José Estêvão de Melo

Parece um paradoxo, mas infelizmente não é! Aproveitando a tendência, e os incentivos, associados à mobilidade elétrica, adquiri no final de 2024 um veículo de passageiros 100% elétrico, que tem cumprido muito bem o seu objetivo de redução de custos com combustível, o que para quem faz tantos quilómetros como eu é uma poupança mensal considerável. Para além desta poupança, veio associado um sentimento de contributo para a descarbonização e um melhor futuro ambiental, que rapidamente desapareceu quando analisei a fatura da EDA, tendo sido substituído por um sentimento de preocupação e alguma vergonha alheia.

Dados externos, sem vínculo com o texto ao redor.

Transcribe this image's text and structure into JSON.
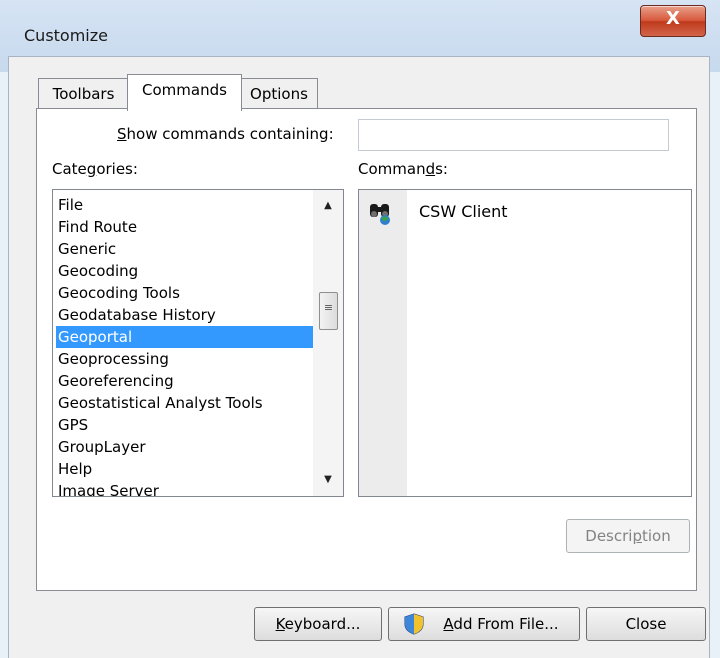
{
  "window": {
    "title": "Customize",
    "close_glyph": "X"
  },
  "tabs": [
    {
      "label": "Toolbars"
    },
    {
      "label": "Commands",
      "active": true
    },
    {
      "label": "Options"
    }
  ],
  "search": {
    "label_prefix": "S",
    "label_rest": "how commands containing:",
    "value": ""
  },
  "categories": {
    "label_start": "Cate",
    "label_u": "g",
    "label_end": "ories:",
    "items": [
      "File",
      "Find Route",
      "Generic",
      "Geocoding",
      "Geocoding Tools",
      "Geodatabase History",
      "Geoportal",
      "Geoprocessing",
      "Georeferencing",
      "Geostatistical Analyst Tools",
      "GPS",
      "GroupLayer",
      "Help",
      "Image Server"
    ],
    "selected": "Geoportal",
    "scroll_up": "▲",
    "scroll_down": "▼",
    "thumb_grip": "≡"
  },
  "commands": {
    "label_start": "Comman",
    "label_u": "d",
    "label_end": "s:",
    "items": [
      {
        "label": "CSW Client",
        "icon": "binoculars-icon"
      }
    ]
  },
  "buttons": {
    "description": {
      "start": "Descri",
      "u": "p",
      "end": "tion",
      "enabled": false
    },
    "keyboard": {
      "u": "K",
      "end": "eyboard..."
    },
    "add_from_file": {
      "u": "A",
      "end": "dd From File...",
      "icon": "uac-shield-icon"
    },
    "close": {
      "label": "Close"
    }
  },
  "colors": {
    "selection": "#3399ff",
    "close_button": "#c9462c"
  }
}
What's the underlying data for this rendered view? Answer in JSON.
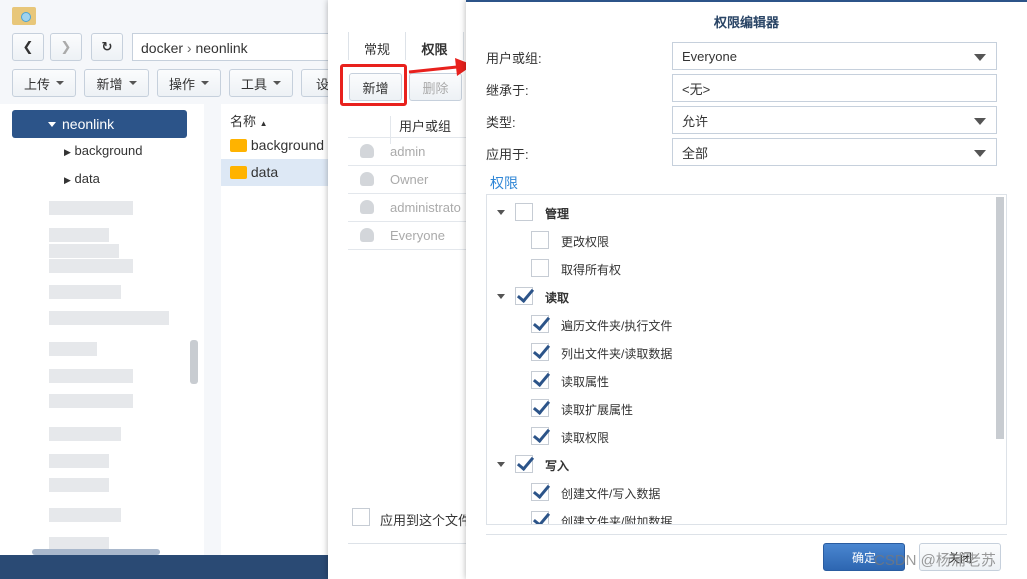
{
  "file_station": {
    "path": [
      "docker",
      "neonlink"
    ],
    "toolbar": [
      "上传",
      "新增",
      "操作",
      "工具",
      "设"
    ],
    "tree": {
      "selected": "neonlink",
      "children": [
        "background",
        "data"
      ]
    },
    "list": {
      "header": "名称",
      "rows": [
        "background",
        "data"
      ],
      "selected": "data"
    }
  },
  "properties": {
    "tabs": [
      "常规",
      "权限"
    ],
    "active_tab": "权限",
    "buttons": {
      "add": "新增",
      "delete": "删除"
    },
    "table_header": "用户或组",
    "rows": [
      "admin",
      "Owner",
      "administrato",
      "Everyone"
    ],
    "apply_label": "应用到这个文件夹"
  },
  "editor": {
    "title": "权限编辑器",
    "fields": [
      {
        "label": "用户或组:",
        "value": "Everyone",
        "dropdown": true
      },
      {
        "label": "继承于:",
        "value": "<无>",
        "dropdown": false
      },
      {
        "label": "类型:",
        "value": "允许",
        "dropdown": true
      },
      {
        "label": "应用于:",
        "value": "全部",
        "dropdown": true
      }
    ],
    "section": "权限",
    "permissions": [
      {
        "label": "管理",
        "group": true,
        "checked": false
      },
      {
        "label": "更改权限",
        "group": false,
        "checked": false
      },
      {
        "label": "取得所有权",
        "group": false,
        "checked": false
      },
      {
        "label": "读取",
        "group": true,
        "checked": true
      },
      {
        "label": "遍历文件夹/执行文件",
        "group": false,
        "checked": true
      },
      {
        "label": "列出文件夹/读取数据",
        "group": false,
        "checked": true
      },
      {
        "label": "读取属性",
        "group": false,
        "checked": true
      },
      {
        "label": "读取扩展属性",
        "group": false,
        "checked": true
      },
      {
        "label": "读取权限",
        "group": false,
        "checked": true
      },
      {
        "label": "写入",
        "group": true,
        "checked": true
      },
      {
        "label": "创建文件/写入数据",
        "group": false,
        "checked": true
      },
      {
        "label": "创建文件夹/附加数据",
        "group": false,
        "checked": true
      }
    ],
    "ok": "确定",
    "close": "关闭"
  },
  "watermark": "CSDN @杨浦老苏",
  "colors": {
    "accent": "#2c5489",
    "highlight": "#dde8f5",
    "annotation": "#e8211d",
    "link": "#2f86d6"
  }
}
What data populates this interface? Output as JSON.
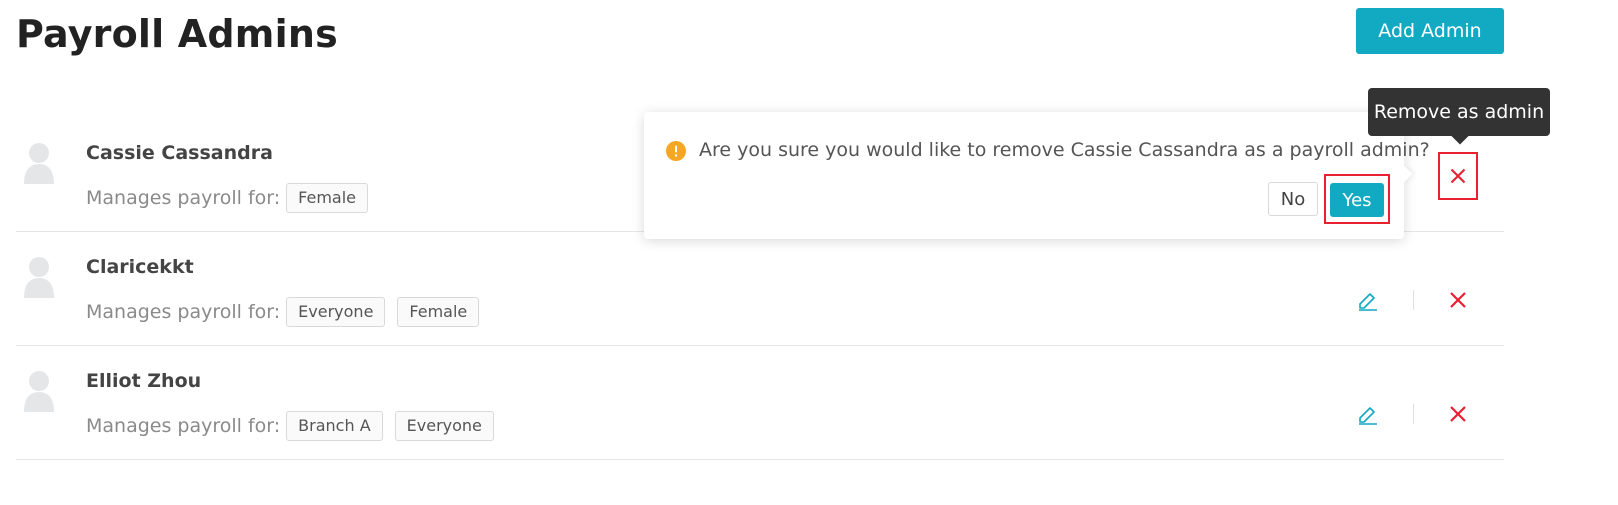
{
  "page": {
    "title": "Payroll Admins",
    "add_button_label": "Add Admin"
  },
  "admins": [
    {
      "name": "Cassie Cassandra",
      "manages_label": "Manages payroll for:",
      "groups": [
        "Female"
      ]
    },
    {
      "name": "Claricekkt",
      "manages_label": "Manages payroll for:",
      "groups": [
        "Everyone",
        "Female"
      ]
    },
    {
      "name": "Elliot Zhou",
      "manages_label": "Manages payroll for:",
      "groups": [
        "Branch A",
        "Everyone"
      ]
    }
  ],
  "popconfirm": {
    "message": "Are you sure you would like to remove Cassie Cassandra as a payroll admin?",
    "no_label": "No",
    "yes_label": "Yes"
  },
  "tooltip": {
    "text": "Remove as admin"
  },
  "icons": {
    "avatar": "user-silhouette-icon",
    "edit": "pencil-icon",
    "remove": "close-icon",
    "warning": "exclamation-circle-icon"
  },
  "colors": {
    "accent": "#12a9c2",
    "danger": "#e8202f",
    "warning": "#f5a623",
    "tooltip_bg": "#333333"
  }
}
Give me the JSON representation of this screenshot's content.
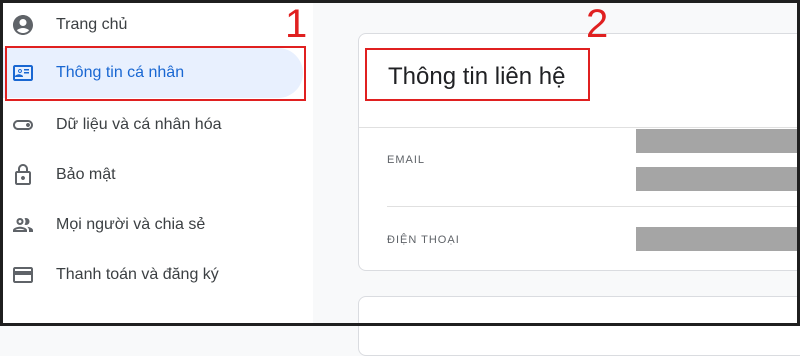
{
  "sidebar": {
    "items": [
      {
        "label": "Trang chủ",
        "icon": "account-circle-icon"
      },
      {
        "label": "Thông tin cá nhân",
        "icon": "id-card-icon",
        "active": true
      },
      {
        "label": "Dữ liệu và cá nhân hóa",
        "icon": "toggle-icon"
      },
      {
        "label": "Bảo mật",
        "icon": "lock-icon"
      },
      {
        "label": "Mọi người và chia sẻ",
        "icon": "people-icon"
      },
      {
        "label": "Thanh toán và đăng ký",
        "icon": "credit-card-icon"
      }
    ]
  },
  "contact_card": {
    "title": "Thông tin liên hệ",
    "email_label": "EMAIL",
    "phone_label": "ĐIỆN THOẠI"
  },
  "annotations": {
    "marker_1": "1",
    "marker_2": "2"
  },
  "colors": {
    "accent": "#1967d2",
    "active_bg": "#e8f0fe",
    "annotation_red": "#e02020",
    "redaction_gray": "#a5a5a5"
  }
}
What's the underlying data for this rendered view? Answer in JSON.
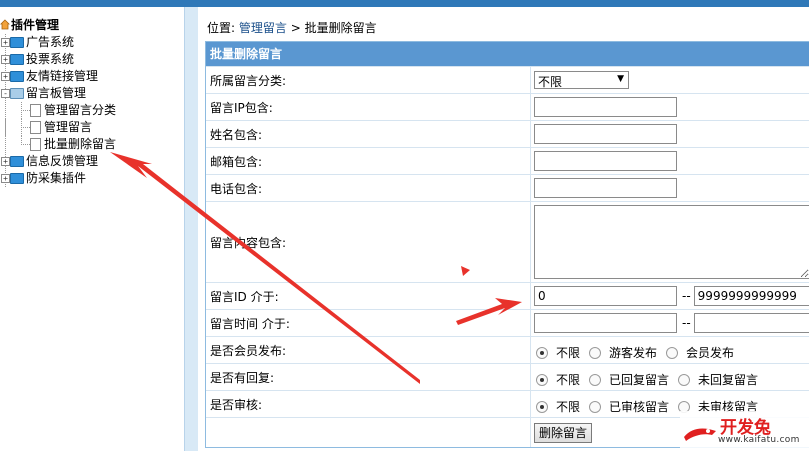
{
  "tree": {
    "root_label": "插件管理",
    "nodes": [
      {
        "label": "广告系统"
      },
      {
        "label": "投票系统"
      },
      {
        "label": "友情链接管理"
      },
      {
        "label": "留言板管理"
      },
      {
        "label": "信息反馈管理"
      },
      {
        "label": "防采集插件"
      }
    ],
    "subnodes": [
      {
        "label": "管理留言分类"
      },
      {
        "label": "管理留言"
      },
      {
        "label": "批量删除留言"
      }
    ]
  },
  "breadcrumb": {
    "prefix": "位置: ",
    "link": "管理留言",
    "separator": " > ",
    "current": "批量删除留言"
  },
  "form": {
    "title": "批量删除留言",
    "category_label": "所属留言分类:",
    "category_selected": "不限",
    "ip_label": "留言IP包含:",
    "name_label": "姓名包含:",
    "email_label": "邮箱包含:",
    "phone_label": "电话包含:",
    "content_label": "留言内容包含:",
    "id_label": "留言ID 介于:",
    "id_from": "0",
    "id_dash": "--",
    "id_to": "9999999999999",
    "time_label": "留言时间 介于:",
    "time_dash": "--",
    "member_label": "是否会员发布:",
    "member_options": [
      "不限",
      "游客发布",
      "会员发布"
    ],
    "reply_label": "是否有回复:",
    "reply_options": [
      "不限",
      "已回复留言",
      "未回复留言"
    ],
    "audit_label": "是否审核:",
    "audit_options": [
      "不限",
      "已审核留言",
      "未审核留言"
    ],
    "submit_label": "删除留言"
  },
  "watermark": {
    "brand": "开发兔",
    "url": "www.kaifatu.com"
  },
  "colors": {
    "header_blue": "#5a97d1",
    "annotation_red": "#e8322b",
    "folder_blue": "#2f8fd9"
  }
}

Se lermos as letras mais pequenas que se encontram na fatura de eletricidade da EDA, estão discriminadas as fontes de produção para a energia consumida. Em Maio de 2025, 65.5% foi produzido a partir da queima de diesel, 32.2% por fontes renováveis, nomeadamente geotérmica, eólica e hídrica, e a restante percentagem para resíduos sólidos urbanos e outros. O que significa que o meu carro 100% elétrico é carregado com 65.5% de energia resultante da queima de gasóleo, com a agravante de ao contrário do ditado popular “que conta um conto acrescenta um ponto”, neste caso todo o processo entre a produção elétrica a partir de diesel na central até ao carro começar a andar, retira energia na forma de calor dissipado e outros desperdícios. Isto significa que o meu motor elétrico carregado com eletricidade produzida pela queima de gasóleo na central elétrica, tem uma eficiência menor comparativamente um motor de combustão cuja queima é diretamente transformada em força motriz, devido às percas existentes entre processo de produção elétrica na central e transmissão até ao motor do carro.

Esta análise, para além de mudar a forma como me refiro ao meu carro, tendo passado a ser um híbrido, deixou-me apreensivo com a situação energética dos Açores, que depende em dois terços de uma única fonte, para as suas necessidades elétricas, fonte esta não renovável. O recente apagão de Abril na Península Ibérica, pelo que se sabe até ao momento, teve como origem uma falha elétrica em Espanha, de quem Portugal importa cerca de 30% da eletricidade que consome. Não querendo entrar detalhe sobre a rede elétrica, que é um sistema incrivelmente complexo, esta oscilação na produção de 30% causou um apagão geral em Portugal. Estarmos dependentes em 65.5% de uma única fonte deixa-me apreensivo, e não sendo uma fonte renovável ainda mais.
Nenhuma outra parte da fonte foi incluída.